I hang seven descending doves over our kitchen table for Pentecost as another visual reminder for my heart. Pentecost is the birthday of the Church. Does your church celebrate Pentecost? I've never been in a church that celebrated it, till last year - and they asked me to help "preach" from my knowledge and passion. We remember God the Father and Son in the Incarnation and Death and Resurrection, but do we celebrate the Holy Spirit and what it all means to our Christianity? A remembrance of letters in stone to the Spirit in our hearts; remembering that the letter of the law brings death, but the Spirit brings life. Remembering the gifts and fruits of the Spirit.

It's now called "Eastertide", I see it as a Season of Redemption. On Passover, the Jews eat history, remembering freedom from slavery. But freedom for what? What is physical freedom without an identity of who you are? Mt Sinai with God and the 10 Commandments gave them a spiritual freedom, a knowing they were part of a larger story. But the 'story of redemption' is even larger for us who believe in the Incarnation, Resurrection, and Pentecost.
There is a great drama that God asks us to be a part of.

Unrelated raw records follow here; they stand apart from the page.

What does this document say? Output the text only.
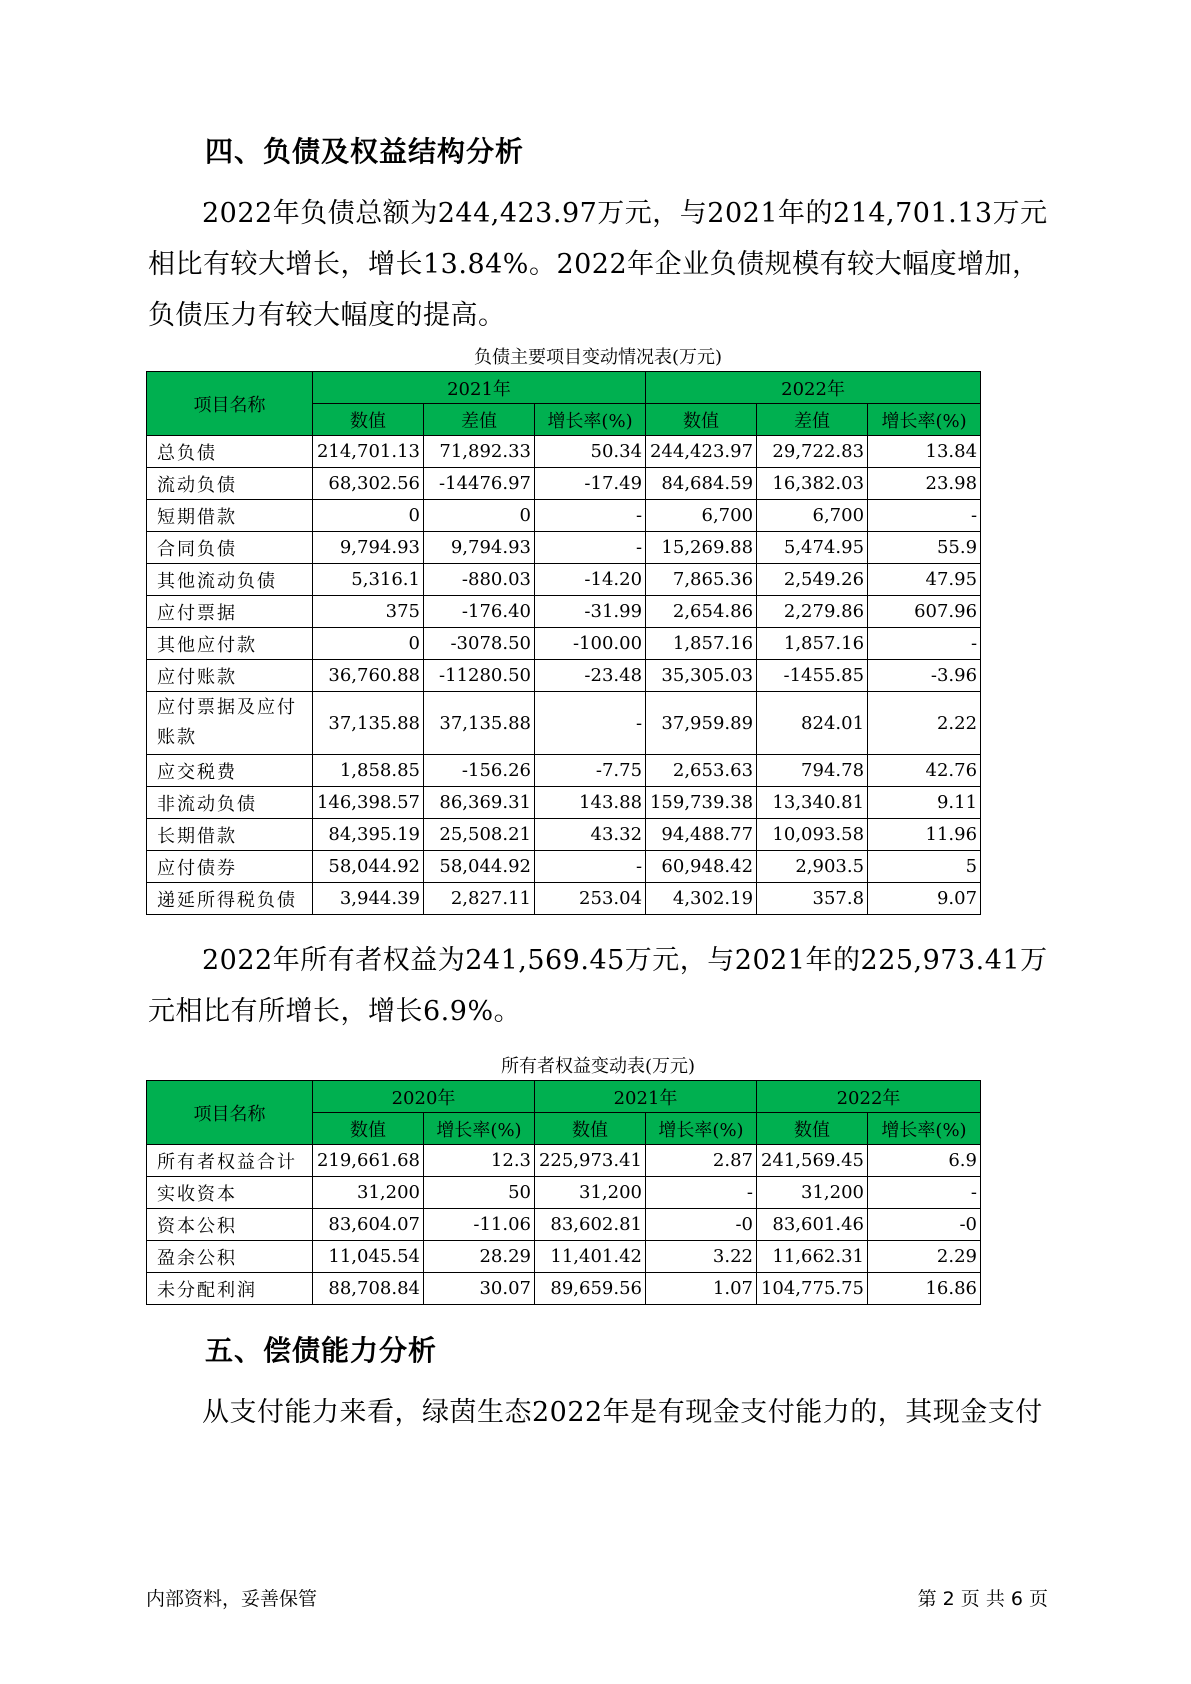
四、负债及权益结构分析

2022年负债总额为244,423.97万元，与2021年的214,701.13万元相比有较大增长，增长13.84%。2022年企业负债规模有较大幅度增加，负债压力有较大幅度的提高。

负债主要项目变动情况表(万元)

项目名称	2021年			2022年		
	数值	差值	增长率(%)	数值	差值	增长率(%)
总负债	214,701.13	71,892.33	50.34	244,423.97	29,722.83	13.84
流动负债	68,302.56	-14476.97	-17.49	84,684.59	16,382.03	23.98
短期借款	0	0	-	6,700	6,700	-
合同负债	9,794.93	9,794.93	-	15,269.88	5,474.95	55.9
其他流动负债	5,316.1	-880.03	-14.20	7,865.36	2,549.26	47.95
应付票据	375	-176.40	-31.99	2,654.86	2,279.86	607.96
其他应付款	0	-3078.50	-100.00	1,857.16	1,857.16	-
应付账款	36,760.88	-11280.50	-23.48	35,305.03	-1455.85	-3.96
应付票据及应付账款	37,135.88	37,135.88	-	37,959.89	824.01	2.22
应交税费	1,858.85	-156.26	-7.75	2,653.63	794.78	42.76
非流动负债	146,398.57	86,369.31	143.88	159,739.38	13,340.81	9.11
长期借款	84,395.19	25,508.21	43.32	94,488.77	10,093.58	11.96
应付债券	58,044.92	58,044.92	-	60,948.42	2,903.5	5
递延所得税负债	3,944.39	2,827.11	253.04	4,302.19	357.8	9.07

2022年所有者权益为241,569.45万元，与2021年的225,973.41万元相比有所增长，增长6.9%。

所有者权益变动表(万元)

项目名称	2020年		2021年		2022年	
	数值	增长率(%)	数值	增长率(%)	数值	增长率(%)
所有者权益合计	219,661.68	12.3	225,973.41	2.87	241,569.45	6.9
实收资本	31,200	50	31,200	-	31,200	-
资本公积	83,604.07	-11.06	83,602.81	-0	83,601.46	-0
盈余公积	11,045.54	28.29	11,401.42	3.22	11,662.31	2.29
未分配利润	88,708.84	30.07	89,659.56	1.07	104,775.75	16.86
五、偿债能力分析

从支付能力来看，绿茵生态2022年是有现金支付能力的，其现金支付

内部资料，妥善保管	第 2 页 共 6 页
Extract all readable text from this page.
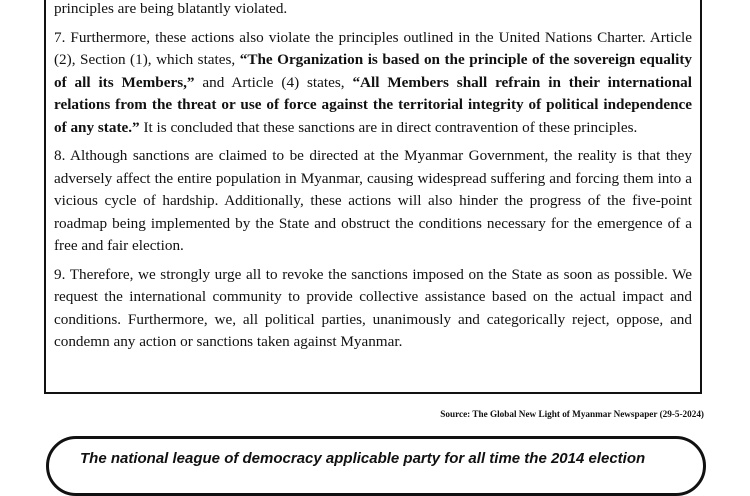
principles are being blatantly violated.

7. Furthermore, these actions also violate the principles outlined in the United Nations Charter. Article (2), Section (1), which states, “The Organization is based on the principle of the sovereign equality of all its Members,” and Article (4) states, “All Members shall refrain in their international relations from the threat or use of force against the territorial integrity of political independence of any state.” It is concluded that these sanctions are in direct contravention of these principles.

8. Although sanctions are claimed to be directed at the Myanmar Government, the reality is that they adversely affect the entire population in Myanmar, causing widespread suffering and forcing them into a vicious cycle of hardship. Additionally, these actions will also hinder the progress of the five-point roadmap being implemented by the State and obstruct the conditions necessary for the emergence of a free and fair election.

9. Therefore, we strongly urge all to revoke the sanctions imposed on the State as soon as possible. We request the international community to provide collective assistance based on the actual impact and conditions. Furthermore, we, all political parties, unanimously and categorically reject, oppose, and condemn any action or sanctions taken against Myanmar.

Source: The Global New Light of Myanmar Newspaper (29-5-2024)
The national league of democracy applicable party for all time the 2014 election
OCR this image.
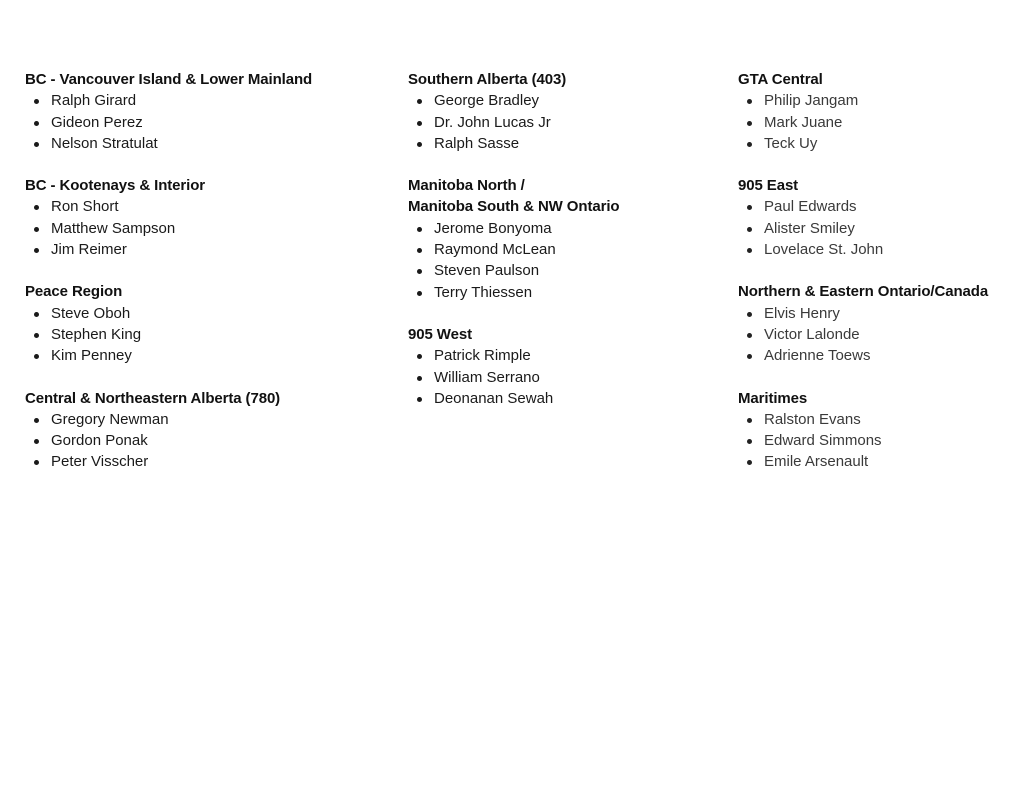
BC - Vancouver Island & Lower Mainland
Ralph Girard
Gideon Perez
Nelson Stratulat
BC - Kootenays & Interior
Ron Short
Matthew Sampson
Jim Reimer
Peace Region
Steve Oboh
Stephen King
Kim Penney
Central & Northeastern Alberta (780)
Gregory Newman
Gordon Ponak
Peter Visscher
Southern Alberta (403)
George Bradley
Dr. John Lucas Jr
Ralph Sasse
Manitoba North /
Manitoba South & NW Ontario
Jerome Bonyoma
Raymond McLean
Steven Paulson
Terry Thiessen
905 West
Patrick Rimple
William Serrano
Deonanan Sewah
GTA Central
Philip Jangam
Mark Juane
Teck Uy
905 East
Paul Edwards
Alister Smiley
Lovelace St. John
Northern & Eastern Ontario/Canada
Elvis Henry
Victor Lalonde
Adrienne Toews
Maritimes
Ralston Evans
Edward Simmons
Emile Arsenault
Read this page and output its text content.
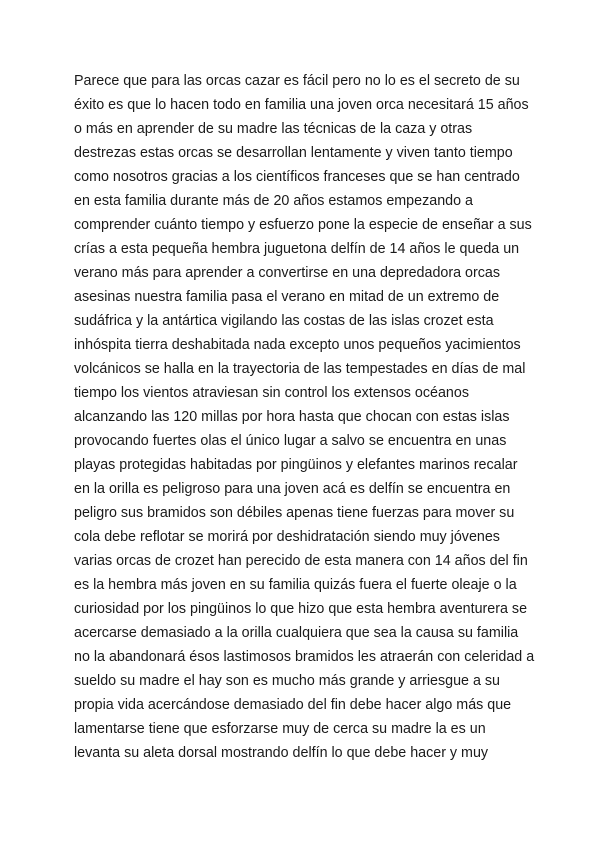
Parece que para las orcas cazar es fácil pero no lo es el secreto de su
éxito es que lo hacen todo en familia una joven orca necesitará 15 años
o más en aprender de su madre las técnicas de la caza y otras
destrezas estas orcas se desarrollan lentamente y viven tanto tiempo
como nosotros gracias a los científicos franceses que se han centrado
en esta familia durante más de 20 años estamos empezando a
comprender cuánto tiempo y esfuerzo pone la especie de enseñar a sus
crías a esta pequeña hembra juguetona delfín de 14 años le queda un
verano más para aprender a convertirse en una depredadora orcas
asesinas nuestra familia pasa el verano en mitad de un extremo de
sudáfrica y la antártica vigilando las costas de las islas crozet esta
inhóspita tierra deshabitada nada excepto unos pequeños yacimientos
volcánicos se halla en la trayectoria de las tempestades en días de mal
tiempo los vientos atraviesan sin control los extensos océanos
alcanzando las 120 millas por hora hasta que chocan con estas islas
provocando fuertes olas el único lugar a salvo se encuentra en unas
playas protegidas habitadas por pingüinos y elefantes marinos recalar
en la orilla es peligroso para una joven acá es delfín se encuentra en
peligro sus bramidos son débiles apenas tiene fuerzas para mover su
cola debe reflotar se morirá por deshidratación siendo muy jóvenes
varias orcas de crozet han perecido de esta manera con 14 años del fin
es la hembra más joven en su familia quizás fuera el fuerte oleaje o la
curiosidad por los pingüinos lo que hizo que esta hembra aventurera se
acercarse demasiado a la orilla cualquiera que sea la causa su familia
no la abandonará ésos lastimosos bramidos les atraerán con celeridad a
sueldo su madre el hay son es mucho más grande y arriesgue a su
propia vida acercándose demasiado del fin debe hacer algo más que
lamentarse tiene que esforzarse muy de cerca su madre la es un
levanta su aleta dorsal mostrando delfín lo que debe hacer y muy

God still takes on human flesh today, expanding the Incarnation to us followers of Jesus. The God above became the God alongside, and then the God within. Is this not Wild?!!!!!!!!!!!

2 comments:

Anonymous said...

my dear dear lady, please do not judge the Jews before you really know the bigger picture. we are all part of a bigger picture which soon will have to come together keep your eyes and ears open and you will understand..........

Karey said...

I recognize Jews as part of the same larger drama, larger than my little story here and now. I'm editing the post to say "the Jews of Jesus' day missed the bigger picture", rather than implying ALL Jews.

The First and the Second Testaments that make of the wholeness of scripture that Christians read, and then the carrying on of the stories into what I call the Third Testament as the Great Cloud of Witnesses, carrying on with our stories, attest to God being in our midst through what Jesus did on the cross and then the indwelling of the Spirit in us - a real heart to heart living out life.

Christians accept Jesus as the prophesied Messiah. Jesus took the Shema, adding a verse from Leviticus, and simplified the Law by it being internalized within us and telling us to simply live our days loving God with all our heart, strength and mind, and loving our neighbors as ourselves.

I do try and live life with my eyes and ears open, and think I am open to whatever God desires as His story plays out ... The stage and setting is His, I just need to play my part, and hopefully well, abiding in Him.